# Suddenly DSL won´t connect anymore - Please help

## dodger10k

Hi there,

until last night I was satisfied using Gentoo. Then my DSL was disconnected and since then I can´t connect again:

 *Quote:*   

> root # adsl-start
> 
> ................TIMED OUT
> 
> /usr/sbin/adsl-start: line 191:  3641 Terminated              $CONNECT "$@" >/dev/null 2>&1

 

Here´s the debug:

 *Quote:*   

> ---------------------------------------------
> 
> * The following section contains information about your system
> 
> Fri Jun 27 21:29:29 Local time zone must be set--see zic manual page 2003
> ...

 

Before someone asks: I didn´t change any of my configuration (which until last night worked without any problems!) and the local network is still properly up and running.

Strange enough, I even get the timeout error when booting from live-cd and trying to install the internet-connection.

Any hints are very appreciated  :Smile: 

----------

## clumsyninja

before we go messing with something that may or may not be broken, i have a few suggestions...

1) check all your wiring (rj-11 from wall to modem, rj-45 from modem to nic, etc).

2) call your isp and ask them whats going on: don't let them know you are using linux (they won't offer support)

3) try connecting to the internet via another computer

4) re-emerge rp-pppoe (you do still have the tar.bz2 in /usr/portage/distfiles, right?

5) if the above doesn't work, let me know

 i had something like this happen to me a few months ago, totally tore down my box and rebuilt it to find out that my isp was the culprit...i lost 64 days uptime because i didnt look for the obvious answer!  :Confused: 

cn

----------

## dodger10k

I agree, we shouldn´t waste too much needless energy  :Smile: 

1) Wiring is ok.

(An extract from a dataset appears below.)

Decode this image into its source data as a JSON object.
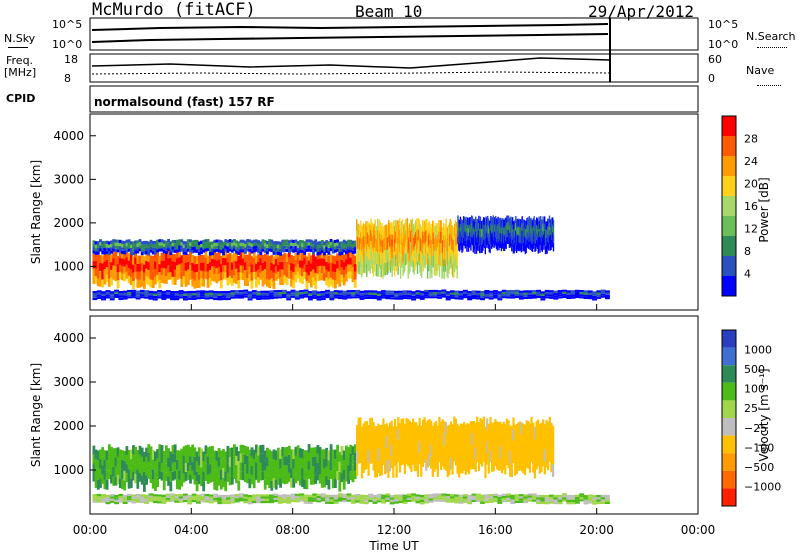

The local network is working properly.

2) I called them, they checked, called me back three hours later to tell me everything is ok on their side.

3) Is working. Actually I´m connecting through my XP client.

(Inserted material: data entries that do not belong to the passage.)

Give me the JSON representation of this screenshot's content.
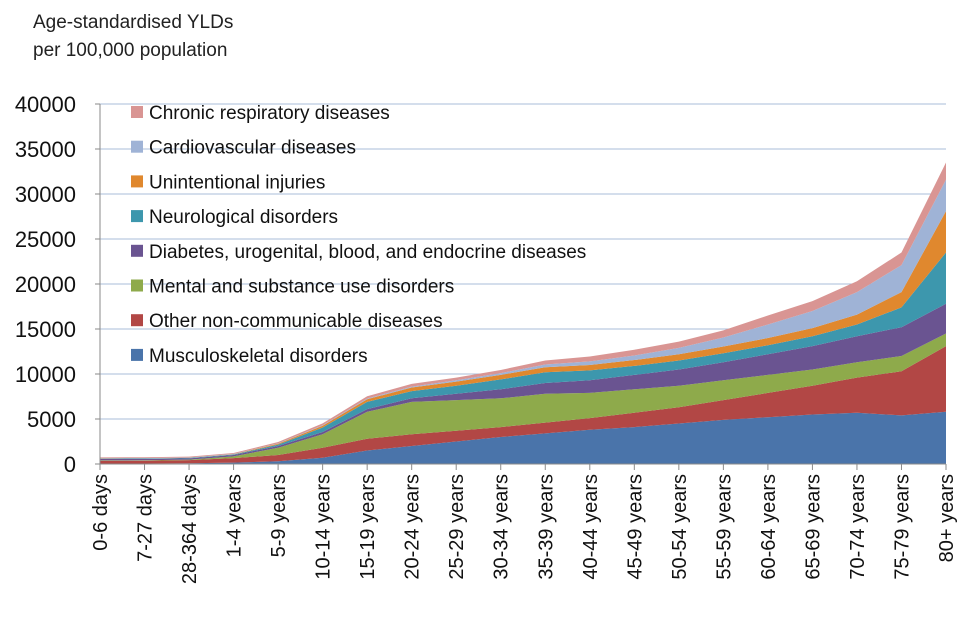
{
  "chart_data": {
    "type": "area",
    "stacked": true,
    "title": "",
    "ylabel_lines": [
      "Age-standardised YLDs",
      "per 100,000 population"
    ],
    "xlabel": "",
    "ylim": [
      0,
      40000
    ],
    "yticks": [
      0,
      5000,
      10000,
      15000,
      20000,
      25000,
      30000,
      35000,
      40000
    ],
    "grid": true,
    "categories": [
      "0-6 days",
      "7-27 days",
      "28-364 days",
      "1-4 years",
      "5-9 years",
      "10-14 years",
      "15-19 years",
      "20-24 years",
      "25-29 years",
      "30-34 years",
      "35-39 years",
      "40-44 years",
      "45-49 years",
      "50-54 years",
      "55-59 years",
      "60-64 years",
      "65-69 years",
      "70-74 years",
      "75-79 years",
      "80+ years"
    ],
    "series": [
      {
        "name": "Musculoskeletal disorders",
        "color": "#4a74aa",
        "values": [
          50,
          60,
          80,
          150,
          300,
          700,
          1500,
          2000,
          2500,
          3000,
          3400,
          3800,
          4100,
          4500,
          4900,
          5200,
          5500,
          5700,
          5400,
          5800
        ]
      },
      {
        "name": "Other non-communicable diseases",
        "color": "#b24745",
        "values": [
          300,
          300,
          350,
          500,
          700,
          1100,
          1300,
          1300,
          1200,
          1100,
          1200,
          1300,
          1600,
          1800,
          2200,
          2700,
          3200,
          3900,
          4900,
          7300
        ]
      },
      {
        "name": "Mental and substance use disorders",
        "color": "#8eaa4b",
        "values": [
          50,
          50,
          50,
          200,
          800,
          1500,
          3000,
          3600,
          3400,
          3200,
          3200,
          2800,
          2600,
          2400,
          2200,
          2000,
          1800,
          1700,
          1700,
          1400
        ]
      },
      {
        "name": "Diabetes, urogenital, blood, and endocrine diseases",
        "color": "#6a5491",
        "values": [
          150,
          150,
          150,
          150,
          200,
          250,
          300,
          400,
          700,
          1000,
          1200,
          1400,
          1600,
          1800,
          2000,
          2300,
          2600,
          2900,
          3200,
          3300
        ]
      },
      {
        "name": "Neurological disorders",
        "color": "#3d97ad",
        "values": [
          50,
          50,
          50,
          50,
          150,
          500,
          800,
          800,
          900,
          1100,
          1200,
          1100,
          1000,
          1000,
          1000,
          1000,
          1100,
          1300,
          2200,
          5700
        ]
      },
      {
        "name": "Unintentional injuries",
        "color": "#e0882e",
        "values": [
          20,
          20,
          20,
          40,
          100,
          200,
          300,
          400,
          450,
          500,
          550,
          600,
          650,
          700,
          750,
          800,
          900,
          1100,
          1700,
          4600
        ]
      },
      {
        "name": "Cardiovascular diseases",
        "color": "#9fb3d6",
        "values": [
          20,
          20,
          20,
          30,
          40,
          60,
          80,
          100,
          150,
          200,
          300,
          400,
          500,
          700,
          1000,
          1500,
          1900,
          2500,
          3000,
          3500
        ]
      },
      {
        "name": "Chronic respiratory diseases",
        "color": "#d99593",
        "values": [
          100,
          100,
          100,
          100,
          150,
          200,
          250,
          300,
          300,
          350,
          450,
          550,
          650,
          700,
          800,
          1000,
          1100,
          1200,
          1400,
          1900
        ]
      }
    ],
    "legend_position": "top-left (inside plot)"
  }
}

4) in the /usr/portage/distfiles I have rp-pppoe-3.5.tar.gz

    How do I re-emerge when the dsl connection is not working? Don´t blame me, but in all these years I never used Linux as a client behind Windows  :Smile: 

Hm, the alternative to rebuild my box doesn´t sound that nice  :Smile: 

----------

## linux_weenie

have you tried setting up the networking manually? or are you using the pppoe type of adsl?

-will

----------

## chrispy

he is using rp-pppoe so obviously he is connecting via pppoe  :Wink: 

you have 2 netcards I suppose ? or if you only have one connected to the DSL modem, check wether it has an ip address or not. Usually things are better if the bridge network card doesn't have an ip address. maybe you changed something in your network config recently ?

if you have 2 netcards, check which one is setup to be used by rp-pppoe

try re-running the configuration script from rp-pppoe (as I recall : "adsl-setup" ) and see if that makes a difference.

if nothing else works, try re-emerging, although it shouldn't be necessary, as your problem sounds to me like a configuration issue.

please report your progresses

p.s. : to re-emerge, just type

emerge rp-pppoe

----------

## dodger10k

 *chrispy wrote:*   

> try re-running the configuration script from rp-pppoe (as I recall : "adsl-setup" ) and see if that makes a difference.

 

Nope doesn´t make any difference.

 *chrispy wrote:*   

> if nothing else works, try re-emerging, although it shouldn't be necessary, as your problem sounds to me like a configuration issue.

 

Well I hope you´re right, but anyway without working connection I can´t re-emerge. As I wrote before I even tried to boot from live-cd and got the same error message while trying to connect...

----------

## dodger10k

I just de- and re-installed both ppp and rp-pppoe. But still no change in this matter...

 *Quote:*   

> un 29 01:46:27 [pppd] Using interface ppp0
> 
> Jun 29 01:46:27 [pppd] Connect: ppp0 <--> /dev/ttyp1
> 
> Jun 29 01:46:58 [pppd] LCP: timeout sending Config-Requests_
> ...

 

----------

## WarMachine

This may sound strange but my ISP is moving all their login names for pppoe to require the @bellsouth.net after the name, after a certain point I won't be able to connect without that part of the name.  Try dropping or adding the @your.isp part of the pppoe login name.

----------

## dodger10k

WarMachine, nice try, but no, it didn´t work... Same error as before...

Doesn´t anyone know the ultimate solution? It´s really kinda strange...

----------

## frbie

Hello,

I have the same problem after installing the new 2.6 Kernel. Is there a solution out there?

----------

## kovbal

I have the same problem with kernel 2.6.1. rp-pppoe doesn't even compile on kernel headers 2.6.0. The strange thing is, that on my other machine, adsl with kernel 2.6.1 works like charm.

Any idea?

----------

## dodger10k

On 2.6.1 I had to compile all PPP-related stuff into the kernel to make rp-pppoe work. With ppp compiled as modules it didn't work.

Maybe this helps.

----------

## mirko_3

Hast du es geschafft? Ich habe dasselbe Problem...(Ich bin kein deutscher, man kann dass sehen...)

----------